Insurers all have their own names for these policies, but they all fall into one of these types.
HO-1 protects against 11 types of perils and only the specific personal property itemized.
HO-2 covers 17 perils. Also called a “named perils” policy.
HO-3 is the most typical policy sold. It protects the HOME against anything NOT specifically excluded (exclusions are things like flood, earthquake, etc.) , and protects CONTENTS against specific named perils.
HO-4 is a renter’s policy and covers personal property like HO-3, with liability coverage as well.
HO-5 is like an HO-3 but the contents are covered against anything not specifically excluded.
HO-6 is for condos.
HO-8 is for older homes where replacement cost is greatly in excess of the home market value. Typically HO-8 coverage is for actual cash value only, not replacement cost.
Each policy has 5 areas of coverage...
Dwelling: this covers the value of the dwelling itself – not the contents, not the land it sits on.
Other structures: this is for things like sheds, etc. on the property but not part of the house.
Personal property: the contents of the house. There are limits to the coverage on certain things like jewelry and cash.

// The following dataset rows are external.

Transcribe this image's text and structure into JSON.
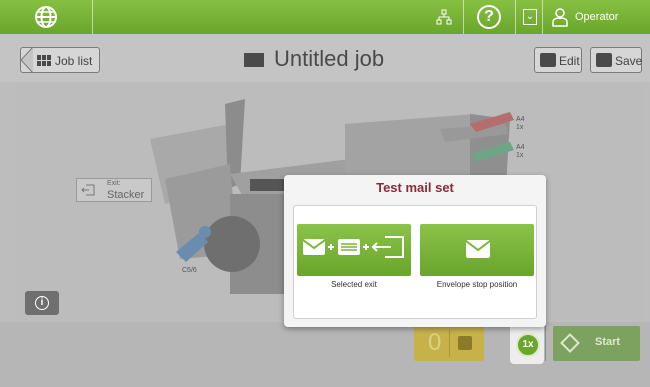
{
  "topbar": {
    "operator_label": "Operator"
  },
  "header": {
    "job_list_label": "Job list",
    "title": "Untitled job",
    "edit_label": "Edit",
    "save_label": "Save"
  },
  "canvas": {
    "exit_label_small": "Exit:",
    "exit_label": "Stacker",
    "envelope_tray_label": "C5/6",
    "tray1_label": "A4",
    "tray1_count": "1x",
    "tray2_label": "A4",
    "tray2_count": "1x"
  },
  "bottom": {
    "counter_value": "0",
    "start_label": "Start",
    "repeat_label": "1x"
  },
  "dialog": {
    "title": "Test mail set",
    "options": [
      {
        "label": "Selected exit",
        "icon": "envelope-insert-exit-icon"
      },
      {
        "label": "Envelope stop position",
        "icon": "envelope-icon"
      }
    ]
  },
  "colors": {
    "accent_green": "#6aa62b",
    "dialog_title": "#8a2b3a",
    "counter_yellow": "#c7b24a"
  }
}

Loss of use: if a covered event makes the house unlivable, this pays for the expense of having to live elsewhere until the home is repaired.

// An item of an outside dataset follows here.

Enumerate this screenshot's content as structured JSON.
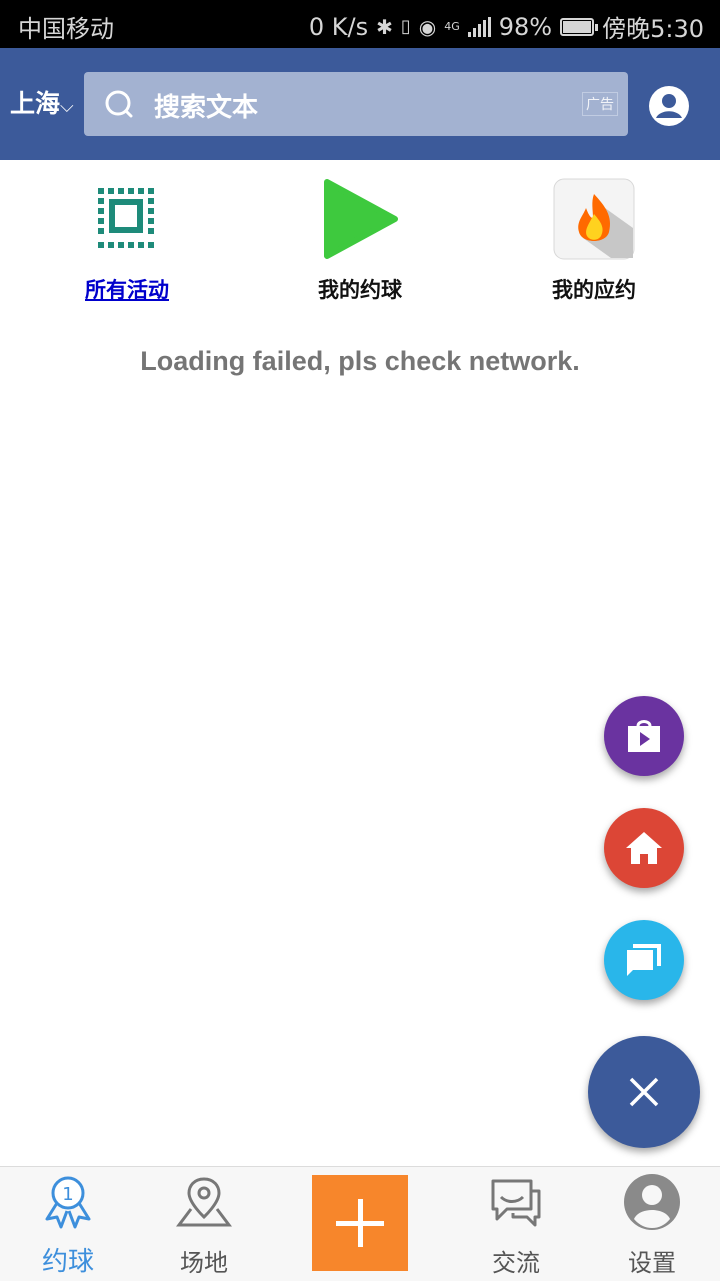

Additional coverage: lots of things like downed tree removal, landscaping damage, etc. Can vary all over the place.
If there are any exclusions (like you would have in an HO-5 policy) they are also spelled out.
My suggestions:
Get an HO-5 policy as it has the most coverage. When I was getting quotes, some were less than half of what I’m paying now. I might have jumped on that deal, but it turns out they were quoting an HO-2 (less coverage) and never mentioned it. I had to ask specifically about a HO-5 policy quote.

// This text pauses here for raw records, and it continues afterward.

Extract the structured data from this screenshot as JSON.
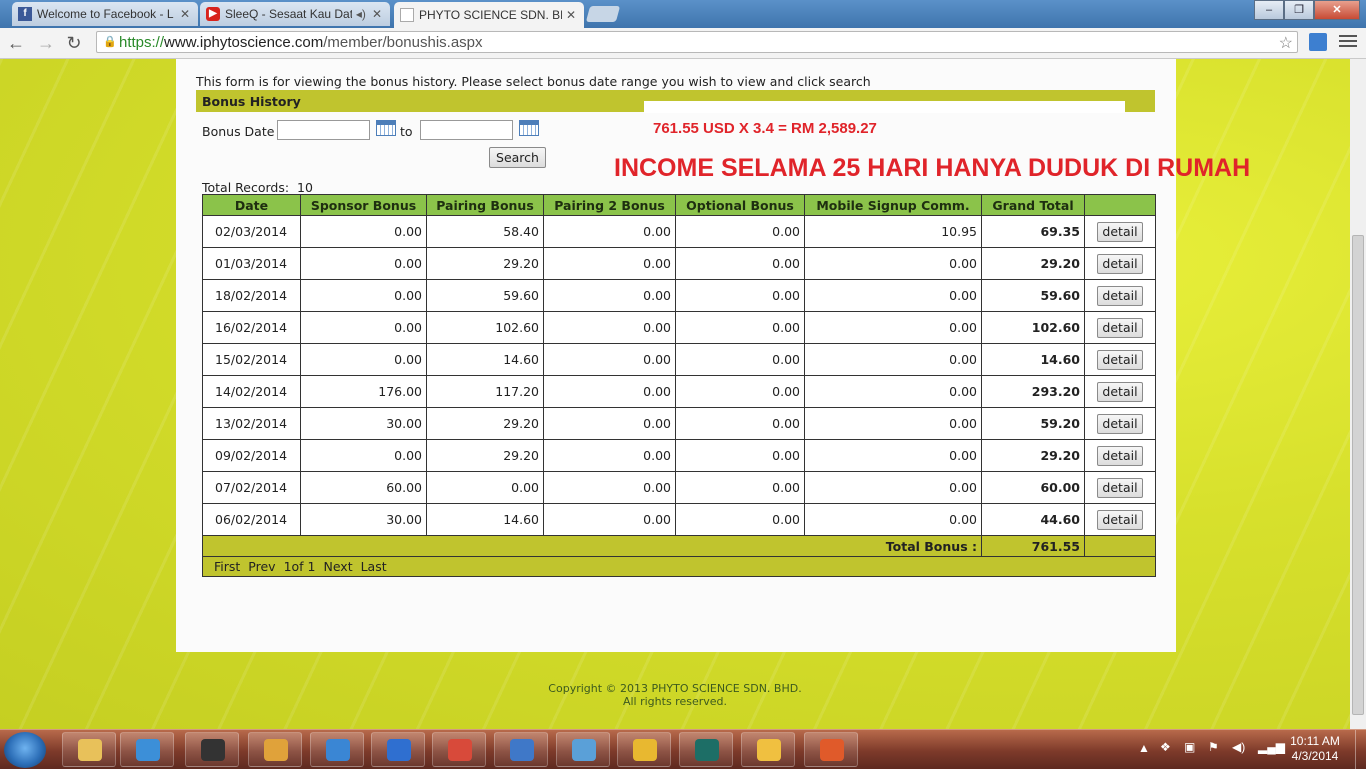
{
  "browser": {
    "tabs": [
      {
        "title": "Welcome to Facebook - L",
        "favicon": "facebook-icon"
      },
      {
        "title": "SleeQ - Sesaat Kau Dat:",
        "favicon": "youtube-icon"
      },
      {
        "title": "PHYTO SCIENCE SDN. BH",
        "favicon": "page-icon",
        "active": true
      }
    ],
    "url_scheme": "https://",
    "url_host": "www.iphytoscience.com",
    "url_path": "/member/bonushis.aspx"
  },
  "page": {
    "intro": "This form is for viewing the bonus history. Please select bonus date range you wish to view and click search",
    "section_title": "Bonus History",
    "bonus_date_label": "Bonus Date",
    "to_label": "to",
    "date_from": "",
    "date_to": "",
    "search_label": "Search",
    "total_records_label": "Total Records:",
    "total_records_value": "10",
    "calc_text": "761.55 USD X 3.4 = RM 2,589.27",
    "income_text": "INCOME SELAMA 25 HARI HANYA DUDUK DI RUMAH"
  },
  "table": {
    "columns": [
      "Date",
      "Sponsor Bonus",
      "Pairing Bonus",
      "Pairing 2 Bonus",
      "Optional Bonus",
      "Mobile Signup Comm.",
      "Grand Total",
      ""
    ],
    "rows": [
      [
        "02/03/2014",
        "0.00",
        "58.40",
        "0.00",
        "0.00",
        "10.95",
        "69.35"
      ],
      [
        "01/03/2014",
        "0.00",
        "29.20",
        "0.00",
        "0.00",
        "0.00",
        "29.20"
      ],
      [
        "18/02/2014",
        "0.00",
        "59.60",
        "0.00",
        "0.00",
        "0.00",
        "59.60"
      ],
      [
        "16/02/2014",
        "0.00",
        "102.60",
        "0.00",
        "0.00",
        "0.00",
        "102.60"
      ],
      [
        "15/02/2014",
        "0.00",
        "14.60",
        "0.00",
        "0.00",
        "0.00",
        "14.60"
      ],
      [
        "14/02/2014",
        "176.00",
        "117.20",
        "0.00",
        "0.00",
        "0.00",
        "293.20"
      ],
      [
        "13/02/2014",
        "30.00",
        "29.20",
        "0.00",
        "0.00",
        "0.00",
        "59.20"
      ],
      [
        "09/02/2014",
        "0.00",
        "29.20",
        "0.00",
        "0.00",
        "0.00",
        "29.20"
      ],
      [
        "07/02/2014",
        "60.00",
        "0.00",
        "0.00",
        "0.00",
        "0.00",
        "60.00"
      ],
      [
        "06/02/2014",
        "30.00",
        "14.60",
        "0.00",
        "0.00",
        "0.00",
        "44.60"
      ]
    ],
    "detail_label": "detail",
    "total_bonus_label": "Total Bonus :",
    "total_bonus_value": "761.55",
    "pager": {
      "first": "First",
      "prev": "Prev",
      "page_info": "1of 1",
      "next": "Next",
      "last": "Last"
    }
  },
  "footer": {
    "copyright": "Copyright © 2013 PHYTO SCIENCE SDN. BHD.",
    "rights": "All rights reserved."
  },
  "taskbar": {
    "apps": [
      "file-explorer-icon",
      "media-player-icon",
      "hp-icon",
      "game-icon",
      "internet-explorer-icon",
      "search-app-icon",
      "chrome-icon",
      "messenger-icon",
      "network-icon",
      "app-icon",
      "r-app-icon",
      "windows-update-icon",
      "window-icon"
    ],
    "time": "10:11 AM",
    "date": "4/3/2014"
  },
  "colors": {
    "accent_green": "#8bc34a",
    "header_olive": "#c0c42e",
    "highlight_red": "#e0242a"
  }
}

Make sure your policy has replacement cost coverage.
It costs very little to raise your liability coverage from $300,000 to $500,000 – in my case, it was an extra $25 a year. I took the higher coverage.
Document your possessions – walk through your home with a camcorder and take photographs of the home itself. Store that information offsite – at a relative’s home, perhaps. If you ever need to make a claim, having that record will make a huge difference in getting things settled.
Ways to save money:
Raise your deductible. The worst thing you can do is have a tiny deductible that will entice you to file small claims. All insurers have access to the CLUE database that has a record of all claims, and if you get dropped for filing claims, everywhere else you shop will see that same record and you’re going to pay a lot for insurance. If you could handle a $1,000 loss, raise your deductible to $1,000. You’ll avoid filing small claims and will save a bundle on insurance. We saved 25%.
Before buying a house, ask your agent to check the CLUE database for that property. You’d probably want to know ahead of time if previous owners had multiple claims.
Make sure you are getting all the discounts you are entitled to: multiple policy discount, smoke detectors on each floor, burglar alarm, security system, fire extinguisher, being close to a fire hydrant, being close to a fire department, having updated heating systems, etc. Some companies give discounts to homeowners over 50, and to retirees.
If you even call your insurance company about a potential claim, they make a record of it. Even if you end up not filing the claim, it's still there in the system. Think before calling. Water damage is the worst thing from the insurer's point of view because they fear having a mold claim. People have gotten dropped because they called to ask about a possible claim from water leaks and never filed the claim.